Abstract:
Introduction: Data mining is the process of finding interesting hidden knowledge in large database. Since, antiretroviral therapy service in Ethiopia started in 2003 there is large amount of data gathered and stored in large databases. Due to lack of appropriate data analysis technique, this data were not used to overcome early detection and prevention of unintended outcomes from antiretroviral therapy.
Objective: the aim of this study is to predict outcomes of antiretroviral therapy among HIV/AIDS clients at Adama referral Hospital, using data mining techniques.

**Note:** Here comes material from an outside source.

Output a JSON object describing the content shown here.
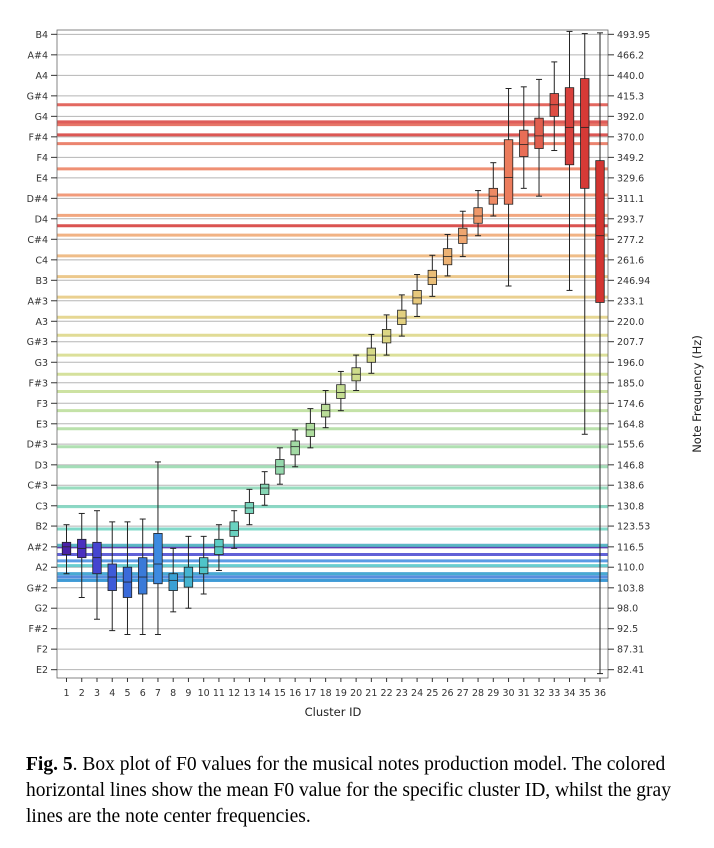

Methods: Institution based retrospective follow up study in using Cross-Industry Standard Process for Data Mining study on seven years records of Adama referral Hospital antiretroviral therapy clinic were conducted from April 17 to 24, 2012. In this study, electronic database composed of 8 relational table and 19088 records for both ART and pre ART clients were taken. The database suffers from multiple missing value and outliers, therefore cleaned by substituting mean for numeric and mode for nominal values. For important attributes, complete deletion was utilized. Finally, 10,690 records of adult antiretroviral therapy ever started clients were taken. The selected dataset was transformed into ARFF. Moreover, model building and evaluation was applied in support of Waikato Environment of Knowledge Analysis (WEKA) version 6.6.6 machine learning software.
Result: Among reviewed 10,690 records of ART clients 26.0% were drop out from ART services. Accordingly, twelve experiment were conducted in using both J48 and multilayer perceptron algorithms. Among the experiments, decision tree from J48 algorithm with balanced data set showed 93% accuracy of prediction. In addition, adherence, month on ART and family planning utilization were the top three-predictor attribute selected in the model.
Conclusion and recommendation: in this study, prediction of ART outcome in using data mining techniques, showed the applicability of data mining for early prevention of dropout and lost follow up from the ART. For this reason, this data mining approach could be integrated in the Adama Hospital ART clinic database for future prediction of new clients’ outcome.